Guaranteed Pure: The Moody Bible Institute, Business, and the Making of Modern Evangelicalism
By Timothy E. W. Gloege
The University of North Carolina Press, 2015, 307 pages
After accepting Jesus Christ as my Savior in 1983, I used to visit the local Christian bookstore in town quite regularly. The offerings back then were a lot more orthodox compared to what they stock today. I picked up a copy of Moody Monthly magazine and was so pleased that I subsequently subscribed. To help me with studying the Bible, I bought soft-covered economy editions of the Moody Bible Dictionary and Moody Bible Commentary. It was evident that Moody was a reliable resource in my new walk with the Lord.

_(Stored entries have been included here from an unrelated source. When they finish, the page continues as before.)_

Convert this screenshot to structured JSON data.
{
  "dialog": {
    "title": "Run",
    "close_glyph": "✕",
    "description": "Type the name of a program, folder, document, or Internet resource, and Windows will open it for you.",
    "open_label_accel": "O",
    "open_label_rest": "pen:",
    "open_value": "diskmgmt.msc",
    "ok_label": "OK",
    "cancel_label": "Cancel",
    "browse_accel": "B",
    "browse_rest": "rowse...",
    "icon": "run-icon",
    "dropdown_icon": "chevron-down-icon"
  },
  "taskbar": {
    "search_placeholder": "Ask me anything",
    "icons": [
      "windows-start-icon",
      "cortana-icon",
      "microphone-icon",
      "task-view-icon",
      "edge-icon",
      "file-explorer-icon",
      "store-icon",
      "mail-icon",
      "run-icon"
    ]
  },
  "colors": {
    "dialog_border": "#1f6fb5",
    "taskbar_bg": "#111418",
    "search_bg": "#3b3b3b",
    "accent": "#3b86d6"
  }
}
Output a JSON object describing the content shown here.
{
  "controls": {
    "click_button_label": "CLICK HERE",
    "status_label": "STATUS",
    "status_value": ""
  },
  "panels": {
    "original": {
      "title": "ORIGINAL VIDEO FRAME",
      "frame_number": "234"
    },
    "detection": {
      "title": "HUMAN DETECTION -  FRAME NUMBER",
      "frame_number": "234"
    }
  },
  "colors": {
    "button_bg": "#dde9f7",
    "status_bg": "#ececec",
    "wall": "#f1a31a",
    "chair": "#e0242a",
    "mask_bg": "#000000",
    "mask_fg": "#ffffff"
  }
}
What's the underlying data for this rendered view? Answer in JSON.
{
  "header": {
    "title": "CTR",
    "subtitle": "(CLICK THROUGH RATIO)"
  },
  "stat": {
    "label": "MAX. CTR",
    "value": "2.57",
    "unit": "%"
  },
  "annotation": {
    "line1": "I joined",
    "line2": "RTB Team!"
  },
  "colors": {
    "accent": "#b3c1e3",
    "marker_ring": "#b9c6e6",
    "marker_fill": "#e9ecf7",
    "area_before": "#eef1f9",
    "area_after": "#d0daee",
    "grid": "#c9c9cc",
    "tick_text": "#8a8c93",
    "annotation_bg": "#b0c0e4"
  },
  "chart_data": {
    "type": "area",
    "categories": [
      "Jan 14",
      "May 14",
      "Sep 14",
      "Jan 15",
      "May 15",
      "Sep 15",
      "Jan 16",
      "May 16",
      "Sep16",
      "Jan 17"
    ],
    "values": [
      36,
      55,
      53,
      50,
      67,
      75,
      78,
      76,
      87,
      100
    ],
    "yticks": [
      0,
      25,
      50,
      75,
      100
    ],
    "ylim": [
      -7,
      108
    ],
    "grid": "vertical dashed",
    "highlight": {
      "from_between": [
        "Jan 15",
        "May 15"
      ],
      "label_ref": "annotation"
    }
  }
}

Our pastor occasionally mentioned Dwight L. Moody (1837-1899) in his sermons. Moody was the most well-known evangelist of his time and founded the Bible Institute of the Chicago Evangelization Society, which became the Moody Bible Institute after his death.
This book traces the history of the institute from its founding in 1886 up until the early 1920s. It’s an interesting story. As a non-denominational evangelist, Moody preached the simple Gospel and emphasized “plain” Bible reading or a literal interpretation when a literal interpretation was called for. Moody avoided denominational squabbles over doctrinal secondaries. He avoided heavy theological debates and emphasized a personal relationship with God through faith in Jesus Christ alone. But after visiting with the Plymouth Brethren sect in England, Moody became an enthusiastic advocate of premillenialism.
Evangelist R.A. Torrey became president of the institute in 1889. His personal semi-advocacy of a “Baptism of the Holy Spirit” and faith healing was problematic for an institution that framed itself as a moderating influence in American evangelicalism.
Henry Parsons Crowell, founder of Quaker Oats Company and a pioneer in mass marketing and merchandising (the “Guaranteed Pure” title of this book is a reference to Crowell’s Quaker Oats’ advertising slogan), was appointed chairman of the board of the Moody Bible Institute in 1901. In cooperation with Torrey’s successor, James Gray, Crowell established the institute and its growing outreach (evangelism training, conventions, publications, evangelism meetings, etc.) on business principles of productivity and performance. No problem with that. The Lord commands us to be wise stewards of His resources. The institute became a champion of dispensationalism and in response to the growing threat of modernism, the institute played an instrumental role in the publication of “The Fundamentals,” a series of booklets that defended the fundamental beliefs of orthodox evangelicalism. But Moody resisted being drawn into the extreme fundamentalism of William Bell Riley and his allies (it’s hard to believe but the young Billy Graham was a protege of Riley).
Moody Bible Institute continues today but its influence has waned significantly. The internet has rendered such once-influential institutions as mere co-participants if not entirely obsolete. Moody Monthly ceased publication in 2003 and Moody Bible Institute is having financial difficulties and is currently embroiled in challenges to Biblical inerrancy.
I enjoyed this history of the early years of Moody Bible Institute. The author is an unbeliever and writes with a degree of respectful cynicism, but the book is a fascinating, behind-the-scenes look at the growth of a very influential ministry and its attempts to combine business efficiency methods with faith.